Si les Etats n'ont pas d'amis, et qu'ils ils n'ont que des intérêts, disons en quelques mots que Barack Obama est le Président des Etats-Unis, d'une large population de 314 millions d'habitants. Obama est redevable aux 127 millions d'électeurs. Obama est redevable envers les différentes forces politiques qui l'ont propulsé à la maison blanche. Donc s'il est le Président des Etats-Unis, il n'est pas pour autant celui de la République d' Haïti. Les Etats-Unis et la République d'Haïti ont eu leur indépendance à 28 ans de différence, en 1776 et 1804. A peine un quart de siècle d'écart. D'un côté une indépendance orchestrée par un ancien colon blanc en la personne de Georges Washington ; et de l'autre côté une indépendance forgée par un nègre, un ancien esclave, en la personne de Dessalines, soutenu par une pléiade de généraux qui ont participé aux différentes guerres de 1791 à 1803.

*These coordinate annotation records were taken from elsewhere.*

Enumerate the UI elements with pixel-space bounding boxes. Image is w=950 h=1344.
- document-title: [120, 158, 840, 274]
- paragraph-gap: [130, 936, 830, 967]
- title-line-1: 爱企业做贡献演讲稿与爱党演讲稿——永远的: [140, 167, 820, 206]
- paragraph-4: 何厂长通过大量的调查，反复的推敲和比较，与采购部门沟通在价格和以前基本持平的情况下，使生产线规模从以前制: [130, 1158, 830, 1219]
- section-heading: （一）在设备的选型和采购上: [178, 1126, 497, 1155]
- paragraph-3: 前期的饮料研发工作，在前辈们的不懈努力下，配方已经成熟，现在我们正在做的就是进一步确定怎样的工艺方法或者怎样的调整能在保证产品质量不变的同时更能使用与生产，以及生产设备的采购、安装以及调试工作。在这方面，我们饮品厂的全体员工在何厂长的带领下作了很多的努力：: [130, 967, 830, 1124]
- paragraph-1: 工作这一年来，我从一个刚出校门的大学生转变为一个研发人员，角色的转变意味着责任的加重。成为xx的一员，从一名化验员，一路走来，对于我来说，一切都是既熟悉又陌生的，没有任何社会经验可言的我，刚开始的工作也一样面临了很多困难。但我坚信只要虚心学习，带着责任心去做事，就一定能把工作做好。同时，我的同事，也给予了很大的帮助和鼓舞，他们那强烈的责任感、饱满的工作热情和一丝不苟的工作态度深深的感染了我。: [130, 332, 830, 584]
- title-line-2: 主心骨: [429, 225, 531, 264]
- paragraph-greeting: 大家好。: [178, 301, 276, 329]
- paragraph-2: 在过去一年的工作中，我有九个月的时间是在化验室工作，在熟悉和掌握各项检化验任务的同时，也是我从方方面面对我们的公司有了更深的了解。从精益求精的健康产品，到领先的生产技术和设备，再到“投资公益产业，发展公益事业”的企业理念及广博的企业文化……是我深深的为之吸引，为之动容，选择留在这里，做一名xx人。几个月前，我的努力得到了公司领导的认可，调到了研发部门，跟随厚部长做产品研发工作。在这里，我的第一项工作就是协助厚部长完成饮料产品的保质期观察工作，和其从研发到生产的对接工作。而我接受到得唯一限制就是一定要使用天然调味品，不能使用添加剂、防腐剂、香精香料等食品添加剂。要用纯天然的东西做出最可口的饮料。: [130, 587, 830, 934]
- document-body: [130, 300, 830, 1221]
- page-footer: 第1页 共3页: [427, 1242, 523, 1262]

Personne ne se fait d'illusion. Le Président Barack Obama ne va nullement opérer un miracle pour les Haïtiens même si nous l'aimons comme un frère. Obama est un maillon dans un système étasunien bien solide, bien structuré, bien conçu. Ce n'est pas à Port-au-Prince qu'il va s'asseoir pour consommer « nos riz djondjon ou tassot cabri ». Son bureau est à Washington, et il est super-occupé pendant près de 15 à 18 heures par jour.

Quant au rapport entre les deux pays (USA/Haïti), il est quelque peu complexe. Voyons ce que nous indique l'histoire diplomatique de ces deux pays:

- Dès 1804, la présence du jeune Etat nègre dirigé par un nègre, par n'était pas digestible par la Société des Nations esclavagistes.
- La France raciste face au geste inouï de 1804, demanda aux Etats-Unis de geler tout commerce avec Haïti. Napoléon publiera des décrets de Guadeloupe pour rétablir les prérogatives des profiteurs du vieil ordre esclavagiste et colonial ;

- En février 1806, le Congrès américain sous la pression de la France, décrète l'embargo sur le commerce entre les Etats-Unis et Haïti.
Le 15 août 1809 la France écrit au secrétaire d'Etat Madison en ces termes ; « Je crois pouvoir me borner à prévenir le gouvernement de l'Union d'une circonstance si bien calculée pour compromettre l'harmonie qui existe entre les deux nations... » (Etats-Unis et la France) ;

- Le 17 avril 1811 par un décret du roi Henri Christophe, les impôts étaient réclamés de tous les commerçants étrangers établis dans le royaume du Nord. Imaginez mesdames et messieurs, ce document portant la signature d'un Roi nègre ;

Et ce n'est pas tout. Le Royaume du Nord, celui de Henri Christophe rejeta les pressions des Etats-Unis dans une lettre datée du 1er août 1817, an 14ème de l'Indépendance, signée du comte de Limonade : « Je regrette que Sa Majesté, étant en ce moment en tournée, ne puisse donner une audience à M. Tyler et au capitaine de la frégate Le Congrès comme ils le désirent. J'ai l'honneur de vous saluer avec considération...»
A l'époque, le roi Henri Christophe se tenait debout lors des pressions des Etats-Unis. Aujourd'hui si Président Barack Obama lit les pages de l'histoire diplomatique des Etats-Unis et de la République sous le royaume d'Henri Christophe, il pourrait se demander si nous avons encore des chefs d'état de cette étoffe. MENTIONNONS ả vol d'oiseau qu'en 1825, Haïti n'était pas accepté dans le concert des Nations. Les années de l'occupation1915 - 1934, n'ont pas été une période de pure tranquillité pour les Américains, selon les écrits de Roger Gaillard.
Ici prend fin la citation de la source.